UNA SONRISA TRAS LA TERAPIA
Visitando una leprosería en una isla del Pacífico me sorprendió que,
entre tantos rostros muertos y apagados,
hubiera alguien que había conservado unos ojos claros y luminosos que
aún sabían sonreír y que siempre decía «gracias» cuando le ofrecían algo.

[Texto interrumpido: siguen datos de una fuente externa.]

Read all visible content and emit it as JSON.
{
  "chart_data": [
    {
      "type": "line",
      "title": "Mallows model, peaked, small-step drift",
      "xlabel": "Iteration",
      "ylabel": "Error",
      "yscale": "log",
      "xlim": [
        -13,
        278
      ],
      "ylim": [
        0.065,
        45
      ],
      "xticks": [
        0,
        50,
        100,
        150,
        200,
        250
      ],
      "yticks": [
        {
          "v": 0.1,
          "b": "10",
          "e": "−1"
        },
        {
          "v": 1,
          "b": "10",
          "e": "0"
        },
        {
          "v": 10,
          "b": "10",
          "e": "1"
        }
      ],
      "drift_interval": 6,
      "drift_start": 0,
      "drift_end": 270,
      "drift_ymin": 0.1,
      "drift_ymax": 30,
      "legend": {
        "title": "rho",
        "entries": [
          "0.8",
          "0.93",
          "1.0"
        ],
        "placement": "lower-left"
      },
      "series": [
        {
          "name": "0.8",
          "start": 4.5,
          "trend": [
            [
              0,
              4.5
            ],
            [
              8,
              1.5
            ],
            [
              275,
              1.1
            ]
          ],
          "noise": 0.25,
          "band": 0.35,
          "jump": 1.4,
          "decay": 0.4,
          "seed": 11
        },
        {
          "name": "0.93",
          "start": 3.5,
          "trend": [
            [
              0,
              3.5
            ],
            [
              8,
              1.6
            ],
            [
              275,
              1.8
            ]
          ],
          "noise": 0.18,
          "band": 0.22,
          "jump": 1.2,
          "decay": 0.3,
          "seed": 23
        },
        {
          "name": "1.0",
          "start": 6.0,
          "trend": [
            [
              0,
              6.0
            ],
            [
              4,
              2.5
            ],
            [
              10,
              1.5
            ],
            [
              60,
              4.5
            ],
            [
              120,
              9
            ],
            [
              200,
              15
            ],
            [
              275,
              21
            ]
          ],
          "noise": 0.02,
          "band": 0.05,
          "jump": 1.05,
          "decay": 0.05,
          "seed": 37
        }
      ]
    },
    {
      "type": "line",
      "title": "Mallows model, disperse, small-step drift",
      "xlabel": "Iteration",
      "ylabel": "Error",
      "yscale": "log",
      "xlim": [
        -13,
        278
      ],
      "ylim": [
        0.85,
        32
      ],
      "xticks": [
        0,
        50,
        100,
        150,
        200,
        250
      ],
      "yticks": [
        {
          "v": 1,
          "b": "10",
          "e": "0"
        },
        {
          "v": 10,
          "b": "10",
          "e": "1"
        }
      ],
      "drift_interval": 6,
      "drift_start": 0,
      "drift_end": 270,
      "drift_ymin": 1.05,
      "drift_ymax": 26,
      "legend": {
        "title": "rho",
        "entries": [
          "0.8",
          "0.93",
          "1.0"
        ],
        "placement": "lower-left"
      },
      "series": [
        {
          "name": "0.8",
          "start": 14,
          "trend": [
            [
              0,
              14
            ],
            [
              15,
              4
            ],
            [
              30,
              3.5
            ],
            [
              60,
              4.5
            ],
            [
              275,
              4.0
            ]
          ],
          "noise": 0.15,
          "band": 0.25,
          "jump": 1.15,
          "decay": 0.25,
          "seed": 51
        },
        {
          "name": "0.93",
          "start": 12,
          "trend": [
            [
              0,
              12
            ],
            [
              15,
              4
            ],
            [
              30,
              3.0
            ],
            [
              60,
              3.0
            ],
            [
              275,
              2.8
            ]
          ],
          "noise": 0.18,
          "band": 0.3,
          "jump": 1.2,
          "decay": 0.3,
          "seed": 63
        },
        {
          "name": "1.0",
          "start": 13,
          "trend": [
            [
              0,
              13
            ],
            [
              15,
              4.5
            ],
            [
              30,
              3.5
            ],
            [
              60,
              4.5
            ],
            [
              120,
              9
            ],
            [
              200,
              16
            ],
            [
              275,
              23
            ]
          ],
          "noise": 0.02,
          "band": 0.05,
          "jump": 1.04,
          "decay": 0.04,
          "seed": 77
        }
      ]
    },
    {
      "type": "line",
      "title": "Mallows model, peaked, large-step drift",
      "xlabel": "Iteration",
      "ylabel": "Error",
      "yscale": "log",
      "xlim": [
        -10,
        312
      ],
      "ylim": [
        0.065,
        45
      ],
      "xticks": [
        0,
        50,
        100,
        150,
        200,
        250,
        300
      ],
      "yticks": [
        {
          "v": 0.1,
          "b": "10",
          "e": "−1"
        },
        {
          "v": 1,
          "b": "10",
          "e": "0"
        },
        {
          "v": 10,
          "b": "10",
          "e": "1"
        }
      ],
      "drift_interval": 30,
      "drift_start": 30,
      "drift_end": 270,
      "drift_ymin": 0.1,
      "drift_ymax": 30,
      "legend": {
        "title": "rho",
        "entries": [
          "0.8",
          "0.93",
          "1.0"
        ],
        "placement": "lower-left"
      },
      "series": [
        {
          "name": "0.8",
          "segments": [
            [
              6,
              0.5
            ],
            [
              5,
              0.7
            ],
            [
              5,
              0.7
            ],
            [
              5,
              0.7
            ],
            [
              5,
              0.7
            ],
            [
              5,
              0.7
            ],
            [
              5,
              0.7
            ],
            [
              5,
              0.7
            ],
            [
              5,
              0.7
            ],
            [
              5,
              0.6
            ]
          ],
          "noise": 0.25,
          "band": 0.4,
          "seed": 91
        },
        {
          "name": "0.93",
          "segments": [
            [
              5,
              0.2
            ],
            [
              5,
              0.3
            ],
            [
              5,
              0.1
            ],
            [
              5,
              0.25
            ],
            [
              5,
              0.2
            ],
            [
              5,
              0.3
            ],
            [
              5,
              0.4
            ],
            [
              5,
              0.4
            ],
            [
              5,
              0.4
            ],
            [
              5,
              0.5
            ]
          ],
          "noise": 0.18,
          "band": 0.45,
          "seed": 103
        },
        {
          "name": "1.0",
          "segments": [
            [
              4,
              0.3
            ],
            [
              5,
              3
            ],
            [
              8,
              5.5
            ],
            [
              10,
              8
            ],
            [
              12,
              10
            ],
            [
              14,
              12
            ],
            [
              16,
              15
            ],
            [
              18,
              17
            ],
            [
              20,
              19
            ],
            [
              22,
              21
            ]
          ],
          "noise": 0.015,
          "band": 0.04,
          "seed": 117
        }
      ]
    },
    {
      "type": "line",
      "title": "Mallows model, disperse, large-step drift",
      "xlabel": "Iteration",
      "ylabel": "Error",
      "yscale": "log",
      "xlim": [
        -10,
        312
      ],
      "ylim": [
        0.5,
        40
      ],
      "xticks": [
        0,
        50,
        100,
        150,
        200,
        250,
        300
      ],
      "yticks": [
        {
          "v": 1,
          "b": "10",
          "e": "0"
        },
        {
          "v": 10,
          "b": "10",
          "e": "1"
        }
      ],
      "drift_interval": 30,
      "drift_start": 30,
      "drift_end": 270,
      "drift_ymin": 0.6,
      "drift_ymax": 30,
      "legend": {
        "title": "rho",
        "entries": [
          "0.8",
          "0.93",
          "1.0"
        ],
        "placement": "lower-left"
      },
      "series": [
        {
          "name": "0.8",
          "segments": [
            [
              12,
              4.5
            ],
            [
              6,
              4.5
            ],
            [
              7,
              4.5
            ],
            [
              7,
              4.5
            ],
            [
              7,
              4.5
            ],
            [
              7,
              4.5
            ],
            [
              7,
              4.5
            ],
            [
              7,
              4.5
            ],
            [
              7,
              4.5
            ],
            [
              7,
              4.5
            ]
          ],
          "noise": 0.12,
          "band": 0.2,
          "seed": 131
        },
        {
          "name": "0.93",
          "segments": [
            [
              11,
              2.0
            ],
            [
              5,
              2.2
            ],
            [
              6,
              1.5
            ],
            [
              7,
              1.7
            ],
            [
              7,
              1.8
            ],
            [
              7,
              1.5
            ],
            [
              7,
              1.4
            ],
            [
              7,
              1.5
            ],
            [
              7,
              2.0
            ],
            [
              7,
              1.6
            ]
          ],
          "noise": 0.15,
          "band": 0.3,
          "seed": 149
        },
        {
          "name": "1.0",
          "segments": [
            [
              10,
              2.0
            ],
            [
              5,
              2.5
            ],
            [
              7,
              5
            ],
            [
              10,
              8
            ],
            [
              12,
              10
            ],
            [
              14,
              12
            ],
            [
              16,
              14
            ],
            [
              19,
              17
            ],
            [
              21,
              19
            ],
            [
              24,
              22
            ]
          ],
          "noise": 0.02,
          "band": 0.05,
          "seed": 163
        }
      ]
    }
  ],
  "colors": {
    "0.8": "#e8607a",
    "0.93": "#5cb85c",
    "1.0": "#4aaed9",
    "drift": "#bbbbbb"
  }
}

Entre tantos «cadáveres» ambulantes, sólo aquel hombre se conservaba humano.
Cuando pregunté qué era lo que mantenía a este pobre leproso tan unido a la vida,
me dijeron lo observara por las mañanas. Y vi que, apenas amanecía, aquel hombre acudía al patio que rodeaba
la leprosería y se sentaba enfrente del alto muro de cemento que la rodeaba.
Y allí esperaba... esperaba... hasta que, a media mañana, tras el muro,
aparecía durante unos cuantos segundos otro rostro, una bella mujer
que se paraba al frente y le sonreía con una hermosa y amplia sonrisa.
Entonces el hombre comulgaba con esa sonrisa y sonreía él también.
Luego la mujer desaparecía y el hombre, iluminado, tenía ya alimento
para seguir soportando una nueva jornada y para esperar a que,
al día siguiente, regresara el rostro sonriente. Era su mujer.
Cuando lo arrancaron de su pueblo y lo trasladaron a la leprosería,
la mujer lo siguió, y se instaló a vivir en el pueblo más cercano a la leprosería.
Y todos los días acudía para continuar expresándole su amor.
«Al verla cada día - me dijo el enfermo - sé que todavía vivo.»
Muchos viven gracias a tu sonrisa, a tus palabras, a tu esperanza,
a las migas de cariño que les puedas dar. No bajes los brazos.
No dejes de sonreír y de tratar bien a los demás.